Si tous ces concepts existaient à l´état pur et n´étaient pas aussi liés et emmêlés, comme ils le sont dans la réalité, on pourrait facilement séparer l´oeuvre dite “artistique” de l´oeuvre “artisanale” ou même très “commerciale”.
Par exemple, quand nous allons dans une galerie d´art “commerciale” et achetons un paysage traditionnel, il y a de bonnes chances que nous ayons acquis une oeuvre artisanale. Par contre quand nous visitons le salon annuel d´Art Contemporain et observons les réalisations “d´avant-garde” nous pouvons supposer qu´il s´agit là d´authentiques oeuvres d´art.
Une fois défini le concept de l´art et accepté comme un axiome nous pouvons entrer dans le vif du sujet : En quoi se caractérise l´art d´aujourd´hui (qu´il soit “post” ou “ultra”) et en quoi il se différencie de l´art dit “moderne” ?

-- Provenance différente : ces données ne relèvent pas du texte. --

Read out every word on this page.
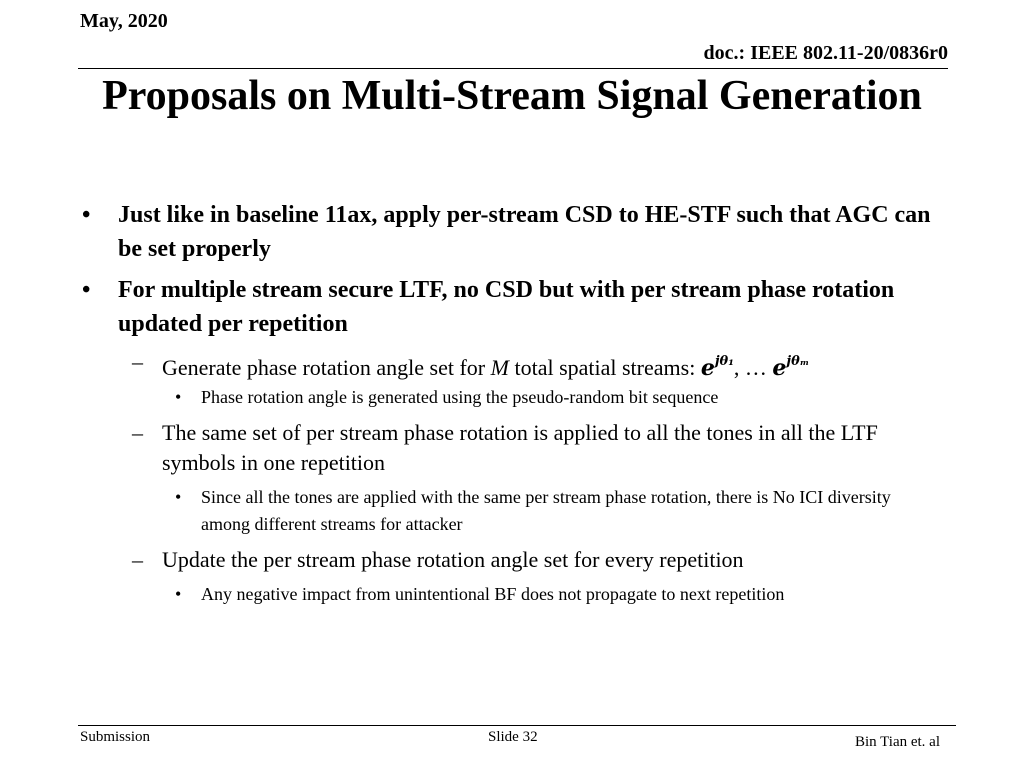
May, 2020
doc.: IEEE 802.11-20/0836r0
Proposals on Multi-Stream Signal Generation
• Just like in baseline 11ax, apply per-stream CSD to HE-STF such that AGC can be set properly
• For multiple stream secure LTF, no CSD but with per stream phase rotation updated per repetition
– Generate phase rotation angle set for M total spatial streams: $e^{j\theta_1}$, … $e^{j\theta_m}$
• Phase rotation angle is generated using the pseudo-random bit sequence
– The same set of per stream phase rotation is applied to all the tones in all the LTF symbols in one repetition
• Since all the tones are applied with the same per stream phase rotation, there is No ICI diversity among different streams for attacker
– Update the per stream phase rotation angle set for every repetition
• Any negative impact from unintentional BF does not propagate to next repetition
Submission	Slide 32	Bin Tian et. al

La réponse sera claire si nous nous situons dans une perspective historique. L´art, tout le long de son histoire a, presque toujours, choisi de renforcer les institutions culturelles, politiques et sociales établies. L´art grec, qui jusqu´à aujourd´hui enchante ceux qui adhèrent au modèle aryen de beauté et d´élégance ; mais aussi la Renaissance qui glorifie et sanctifie l´image de l´homme, c´est-à-dire l´image d´une nouvelle aristocratie née du commerce.
La modernité apporta, dans sa période de grande vigueur créative, un nouveau paradigme à la production artistique. Les idéologies associées à l´idée de modernisme - le socialisme, le communisme, l´anarchie, le fascisme - ont en commun, un certain nihilisme - soit le désir de destruction et de reconstruction utopique du monde - et l´esprit “révolutionnaire” que suppose l´adhésion à ce type d´idéologie. L´institution (le système) devient ce qui doit être combattu et non plus ce qui doit être exalté et légitimé par l´art. Pour ce nouvel art, la critique a un rôle déterminant : L´art doit avoir un engagement révolutionnaire et non plus un rôle de soumission aux valeurs traditionnelles.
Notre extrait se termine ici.